Quvenzhane Wallis (Beasts of the Southern Wild) stars as Annie, an orphan forced to live in a foster home with other orphaned girls cared for by the drunken Miss Hannigan (Cameron Diaz). Most of her childhood, Annie has searched for her parents who abandoned her when they couldn’t afford to care for her. Meanwhile, Will Stacks (Jamie Foxx), a tech mogul and mayoral candidate is desperate to boost his public image as his election campaign has failed so far. After rescuing Annie from what could have been a tragic accident, Will’s personal assistant Grace (Rose Byrne), and his political adviser Guy (Bobby Cannavale) see this as a golden opportunity. Grace believes this as a chance for Will to work on his people skills, while Guy see this a media and public relations scheme. Will begins to spend time getting to know Annie, she manages to win his heart.
Directed by Will Gluck and written by Gluck, Aline Brosh, and McKenna, based on the stage play by Thomas Meehan and the comic strip by Harold Gray, this new version of Annie plays out rather stiffly. The vocals in the songs sound overproduced and not very natural, and the performances of the cast are rather flat with no passion or energy. The movie does have some cute and funny moments, but not enough to keep audiences well entertained in its near two hour run. The film has a running gag involving Miss Hannigan’s one-time career as a backup singer and dancer for some pop artists of the 1990s, but this joke wears out its welcome after a while.
This update features three new, not-so-memorable songs in addition to the songs from the original musical. These numbers lack as much fervor and enthusiasm as the others. The entire cast appears as if they don’t really want to be there. At least in the 1982 version, that cast appeared to be having fun. The smiles, joy and energy for this material feels forced and unnatural. The recordings of the songs are too obviously lip synched throughout the film.

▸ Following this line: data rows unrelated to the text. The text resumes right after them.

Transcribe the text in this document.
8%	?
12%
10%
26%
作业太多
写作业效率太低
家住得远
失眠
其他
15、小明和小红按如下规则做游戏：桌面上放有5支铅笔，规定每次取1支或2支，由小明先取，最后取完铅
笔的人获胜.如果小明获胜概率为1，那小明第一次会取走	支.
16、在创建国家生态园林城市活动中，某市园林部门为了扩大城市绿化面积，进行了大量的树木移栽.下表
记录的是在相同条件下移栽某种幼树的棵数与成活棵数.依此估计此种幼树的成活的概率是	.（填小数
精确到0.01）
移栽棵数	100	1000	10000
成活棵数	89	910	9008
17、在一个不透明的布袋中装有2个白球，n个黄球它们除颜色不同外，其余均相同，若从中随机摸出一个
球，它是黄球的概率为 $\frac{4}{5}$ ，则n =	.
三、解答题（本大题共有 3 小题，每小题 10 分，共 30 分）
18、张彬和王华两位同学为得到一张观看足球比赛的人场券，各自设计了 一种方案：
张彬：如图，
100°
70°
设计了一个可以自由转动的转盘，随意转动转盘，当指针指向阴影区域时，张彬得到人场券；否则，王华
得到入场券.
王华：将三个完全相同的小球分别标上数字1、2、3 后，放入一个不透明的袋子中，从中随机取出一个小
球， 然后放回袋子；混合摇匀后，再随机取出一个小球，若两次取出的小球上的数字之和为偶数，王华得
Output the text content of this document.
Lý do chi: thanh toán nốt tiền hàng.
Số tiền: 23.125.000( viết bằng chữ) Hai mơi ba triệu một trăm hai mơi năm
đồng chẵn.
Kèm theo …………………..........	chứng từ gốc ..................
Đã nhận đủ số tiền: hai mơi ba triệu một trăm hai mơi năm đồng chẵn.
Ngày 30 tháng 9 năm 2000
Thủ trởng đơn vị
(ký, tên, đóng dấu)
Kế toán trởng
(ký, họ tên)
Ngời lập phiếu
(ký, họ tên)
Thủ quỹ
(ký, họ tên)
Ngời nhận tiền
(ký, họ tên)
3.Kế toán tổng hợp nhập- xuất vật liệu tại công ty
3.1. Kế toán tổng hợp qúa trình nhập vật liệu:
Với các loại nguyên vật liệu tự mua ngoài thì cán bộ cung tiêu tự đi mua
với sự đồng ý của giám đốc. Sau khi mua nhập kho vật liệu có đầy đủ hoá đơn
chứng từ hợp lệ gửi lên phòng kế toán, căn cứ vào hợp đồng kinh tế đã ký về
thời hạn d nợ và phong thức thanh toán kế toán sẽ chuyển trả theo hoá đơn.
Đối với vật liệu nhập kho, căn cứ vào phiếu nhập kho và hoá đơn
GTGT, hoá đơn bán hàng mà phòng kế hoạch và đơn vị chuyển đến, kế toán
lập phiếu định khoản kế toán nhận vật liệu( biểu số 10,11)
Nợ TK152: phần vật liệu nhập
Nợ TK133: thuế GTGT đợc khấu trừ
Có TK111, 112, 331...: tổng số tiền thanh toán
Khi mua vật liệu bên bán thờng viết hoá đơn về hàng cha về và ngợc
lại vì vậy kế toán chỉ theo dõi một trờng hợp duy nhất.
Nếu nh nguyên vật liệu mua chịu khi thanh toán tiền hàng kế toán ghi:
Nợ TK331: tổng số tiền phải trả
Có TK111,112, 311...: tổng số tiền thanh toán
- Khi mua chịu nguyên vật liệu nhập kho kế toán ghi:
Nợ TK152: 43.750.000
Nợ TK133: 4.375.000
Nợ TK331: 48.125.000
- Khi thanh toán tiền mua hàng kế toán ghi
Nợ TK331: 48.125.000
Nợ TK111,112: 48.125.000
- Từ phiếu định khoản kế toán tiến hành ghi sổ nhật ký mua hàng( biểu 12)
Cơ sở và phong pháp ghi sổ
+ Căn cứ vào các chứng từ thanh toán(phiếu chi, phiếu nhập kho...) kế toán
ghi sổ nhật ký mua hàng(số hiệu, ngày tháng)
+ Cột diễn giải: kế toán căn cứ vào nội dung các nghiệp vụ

Though this more modern and racially diverse version of Annie is not quite the mess that The Wiz was in 1978, it is rather dull. At least The Wiz has some energetic performances and exciting moments compared to this snoozer. Children may find some enjoyment in the cuteness and humor, but adults will probably zone out or doze off. I think parents are better off renting the 1982 original or waiting for a stage revival. Those option would be much more fun for the entire family.